Monday, 8 October 2018

Chef's Table Season 5: Gender-balance, Immigration & Traditional Cuisines


David Gelb's Netflix food documentary 'Chef's Table' has introduced the masses to some of the best restaurants and chefs in the world, allowing us all to get a glimpse into the high spheres of fine dining. The combination of melodramatic music, stunning cinematography and charismatic chefs has made it one of the most exciting food shows of the last few years and definitely one of my favourites to watch.


The first four seasons mainly highlighted Michelin-starred restaurants and establishments that are included in the World's 50 Best Restaurants list. So while it has been highly entertaining, it's sometimes lacked diversity and focused mainly on high end restaurants. 

David Gelb has taken a different angle for the fifth season of the series, one that makes it the most interesting season yet. First of all it's the first season to be gender-balanced with half the episodes concentrating on female chefs, who also happen to be from different ethnicities.

"It's a story of family, of separation and this is what I would like to change" says Cristina Martinez, an undocumented immigrant from Mexico and owner of South Philly Barbacoa. The first episode of the season is definitely the strongest, with the poignant story of Martinez having to run away from an abusive relationship and leave her home country for the U.S in the hopes of earning money to finance her daughter's education. Despite owning a successful business and being married to an American citizen, Martinez has remained undocumented and hasn't been able to return home for the last eight years. By cooking Barbacoa, a dish from where she's from, she finds a sense of home. She also became a voice for her community and many undocumented immigrants who work in the food industry in America. 



Episode 2 and 3 share the common theme of endangered traditional cuisine. Musa Dağdeviren is the chef and owner of Ciya in Istanbul, a restaurant showcasing regional Turkish dishes. Dağdeviren is on a mission to preserve his country's food culture by collecting as much oral food history as he can and passing on old recipes and food traditions to the next generation. Similarly, Bo Songvisava opened Bo.lan, her highly acclaimed restaurant in Bangkok dedicated to traditional Thai cuisine. Worried about the growing industrialisation of food she only uses organic local ingredients to achieve the most authentic Thai flavours. 

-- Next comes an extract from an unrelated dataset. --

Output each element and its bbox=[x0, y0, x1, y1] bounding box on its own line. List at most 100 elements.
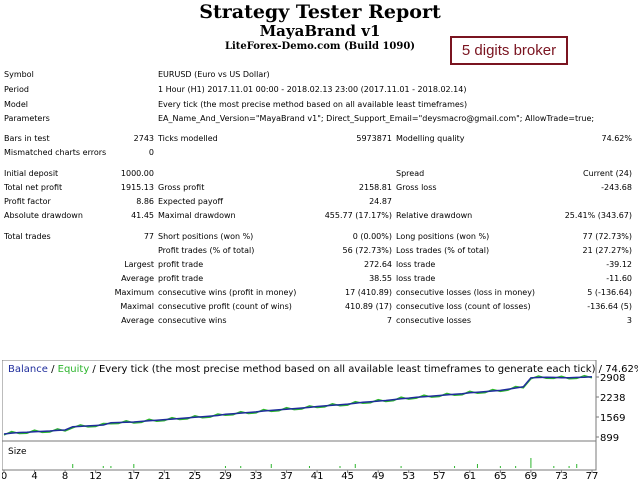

The final episode of the season is the untold story of Albert Adrià, the pastry chef and culinary director who worked in the shadow of his brother Ferran, at the legendary El Bulli in Catalonia in Spain.  'Shut up and work' is Adria's motto and while he stayed out of the spotlight his culinary genius has contributed to the stellar success of the restaurant that revolutionised modern gastronomy. Nowadays, Adria's runs his very own culinary empire in Barcelona.

I believe season five of Chef's Table is its most interesting yet. The fact that it's a little more diverse allows a different narrative and one that in a way is more representative of the culinary world. It's not just about the food but about its meaning and issues that revolve around it.